The difference in 2021 will be that the Scottsdale and West Lawn teams are coed, and the game at Rainey will be a friendly affair, although team organizers have been talking a bit of wink-nod smack in recent weeks.
“We’ve always thought of Scottsdale as West Lawn South, so if our little brothers and sisters want to challenge us—hey, it’s game on,” laughed West Lawn resident Eddie Guillen, an organizer of the West Lawn team, who expects to play catcher for his 25-player team.
|Scottsdale's logo, by Jesus Favela.|
Hearing that, Scottsdale Neighborhood Watch President Jason Huff chuckled and said perhaps it’s more appropriate for West Lawn to consider itself Scottsdale North.
Neither team has a name yet, which prompted Huff to express surprise that West Lawn’s team is not named the Indians or Chiefs, as an homage to the kitschy, giant statue of a cigar store Indian that has stood at the northwest corner of 63rd and Pulaski for decades.

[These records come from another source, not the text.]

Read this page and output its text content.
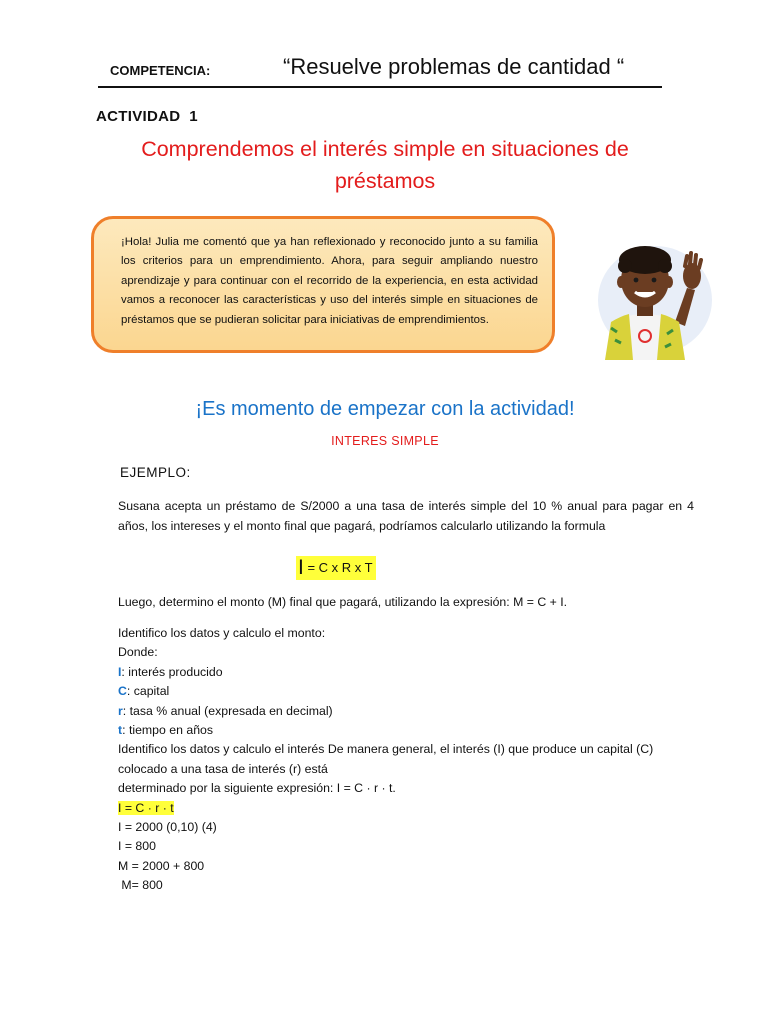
COMPETENCIA:	“Resuelve problemas de cantidad “
ACTIVIDAD  1
Comprendemos el interés simple en situaciones de préstamos
¡Hola! Julia me comentó que ya han reflexionado y reconocido junto a su familia los criterios para un emprendimiento. Ahora, para seguir ampliando nuestro aprendizaje y para continuar con el recorrido de la experiencia, en esta actividad vamos a reconocer las características y uso del interés simple en situaciones de préstamos que se pudieran solicitar para iniciativas de emprendimientos.
¡Es momento de empezar con la actividad!
INTERES SIMPLE
EJEMPLO:
Susana acepta un préstamo de S/2000 a una tasa de interés simple del 10 % anual para pagar en 4 años, los intereses y el monto final que pagará, podríamos calcularlo utilizando la formula
I = C x R x T
Luego, determino el monto (M) final que pagará, utilizando la expresión: M = C + I.

Identifico los datos y calculo el monto:

Donde:

I: interés producido

C: capital

r: tasa % anual (expresada en decimal)

t: tiempo en años

Identifico los datos y calculo el interés De manera general, el interés (I) que produce un capital (C) colocado a una tasa de interés (r) está

determinado por la siguiente expresión: I = C · r · t.

I = C · r · t

I = 2000 (0,10) (4)

I = 800

M = 2000 + 800

M= 800
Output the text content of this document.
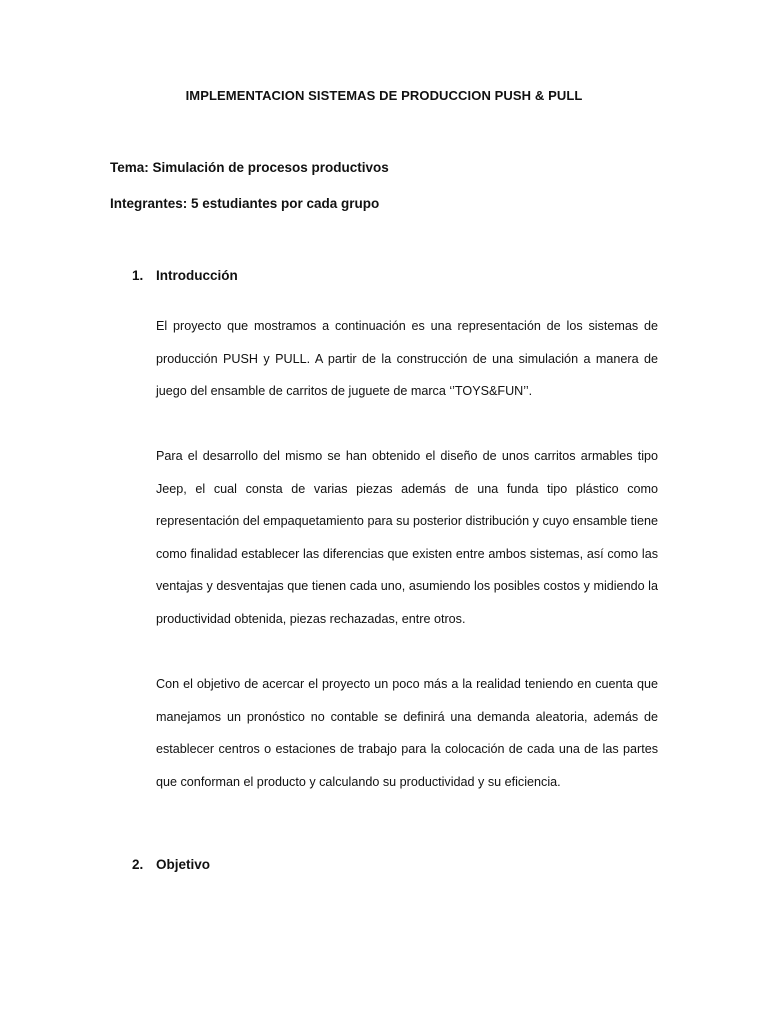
IMPLEMENTACION SISTEMAS DE PRODUCCION PUSH & PULL
Tema: Simulación de procesos productivos
Integrantes: 5 estudiantes por cada grupo
1. Introducción

El proyecto que mostramos a continuación es una representación de los sistemas de producción PUSH y PULL. A partir de la construcción de una simulación a manera de juego del ensamble de carritos de juguete de marca ‘’TOYS&FUN’’.

Para el desarrollo del mismo se han obtenido el diseño de unos carritos armables tipo Jeep, el cual consta de varias piezas además de una funda tipo plástico como representación del empaquetamiento para su posterior distribución y cuyo ensamble tiene como finalidad establecer las diferencias que existen entre ambos sistemas, así como las ventajas y desventajas que tienen cada uno, asumiendo los posibles costos y midiendo la productividad obtenida, piezas rechazadas, entre otros.

Con el objetivo de acercar el proyecto un poco más a la realidad teniendo en cuenta que manejamos un pronóstico no contable se definirá una demanda aleatoria, además de establecer centros o estaciones de trabajo para la colocación de cada una de las partes que conforman el producto y calculando su productividad y su eficiencia.

2. Objetivo
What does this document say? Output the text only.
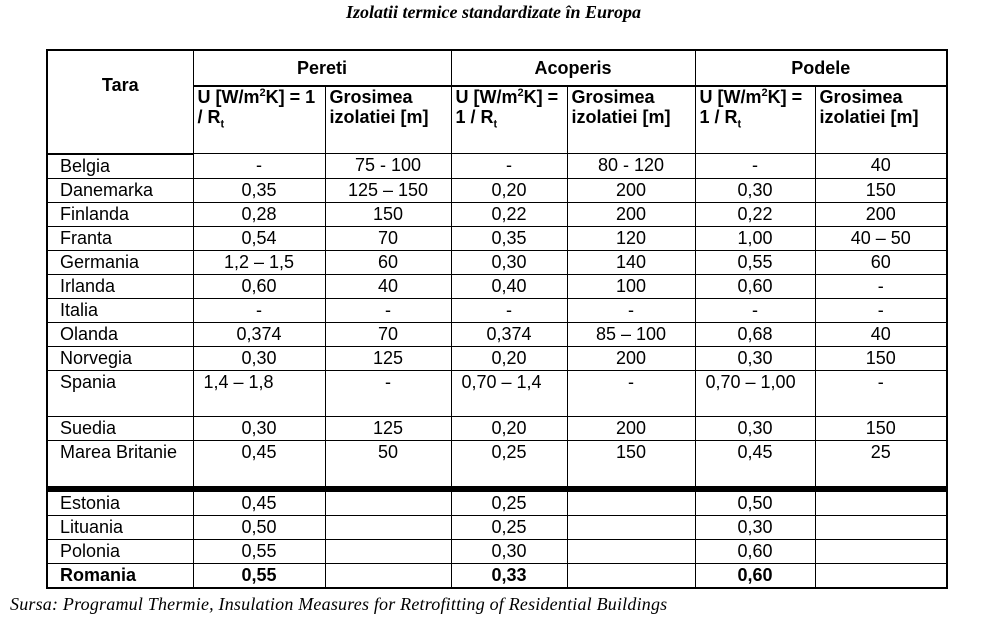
Izolatii termice standardizate în Europa
Tara	Pereti		Acoperis		Podele	
	U $[W/m^2K] = 1 / R_t$	Grosimea izolatiei [m]	U $[W/m^2K] = 1 / R_t$	Grosimea izolatiei [m]	U $[W/m^2K] = 1 / R_t$	Grosimea izolatiei [m]
Belgia	-	75 - 100	-	80 - 120	-	40
Danemarka	0,35	125 – 150	0,20	200	0,30	150
Finlanda	0,28	150	0,22	200	0,22	200
Franta	0,54	70	0,35	120	1,00	40 – 50
Germania	1,2 – 1,5	60	0,30	140	0,55	60
Irlanda	0,60	40	0,40	100	0,60	-
Italia	-	-	-	-	-	-
Olanda	0,374	70	0,374	85 – 100	0,68	40
Norvegia	0,30	125	0,20	200	0,30	150
Spania	1,4 – 1,8	-	0,70 – 1,4	-	0,70 – 1,00	-
Suedia	0,30	125	0,20	200	0,30	150
Marea Britanie	0,45	50	0,25	150	0,45	25
Estonia	0,45		0,25		0,50	
Lituania	0,50		0,25		0,30	
Polonia	0,55		0,30		0,60	
Romania	0,55		0,33		0,60	
Sursa: Programul Thermie, Insulation Measures for Retrofitting of Residential Buildings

Huff also poked fun at the state of pizza in West Lawn—which would be fightin’ words in Chicago, had Huff not said it tongue in cheek, which he did.
“For months, I’ve kept seeing all these comments on Facebook about Paisans,” he said, referring to the new pizzeria at 6545 S. Pulaski that took about three years to build and open. “’Is it open?’ ‘When will it open?’ ‘Why isn’t it open?’ ‘What’s taking so long?’”
“It will be good for the West Lawn team to come down to 79th Street,” Huff continued, “because after Scottsdale wins, we can head over to Angie’s [Sports Bar & Pizzeria, at 8352 S. Pulaski since 1974], and West Lawn can buy us all a slice of pizza and a drink and see how a real pizzeria rolls.”
Softball as unifier
On a serious note, Guillen and Huff agree the game is a step in
the right direction for both neighborhoods and may lead to more friendly, bridge-building activities in the future.
|West Lawn's logo, by Eddie Guillen.|
They also credited others in the community who are helping make the game a reality, including Scottsdale resident Lizette Sanchez, who suggested the idea to Huff in the first place.
West Lawn and Scottsdale share many positives: solid housing stock, good schools and parks, and more. They also confront the same challenges, including crime and business vacancies.
“Things like this have a real potential to bring communities together,” Guillen said. “It may make lead to partnerships that can help us make both neighborhoods better places.”
Agreeing was Tim Maher, Chicago’s dean of 16-inch softball who for decades was a player, coach, manager, league organizer, sports announcer and more.
Seeing neighborhood-based teams spring up out of nowhere “is a rarity these days, and it’s good to see,” he said.
“Sixteen-inch softball is just about the easiest, most inexpensive game to play,” he added. “You just need a bat and a Clincher, and you don’t need to be Hank Aaron or Willie Mays. If you’re Joe Schmoe, you’re good to go.”
He agreed that a 16-inch softball game can be a unifying force among communities.
“Sixteen-inch softball—without gloves--is Chicago’s game,” he said. “It gets people off their keyboards, out of their houses and in front of each other. I know from experience that 16-inch softball has enabled me to meet so many people—good people—I never would have met otherwise. Years and years later, I still call many of them my friends.”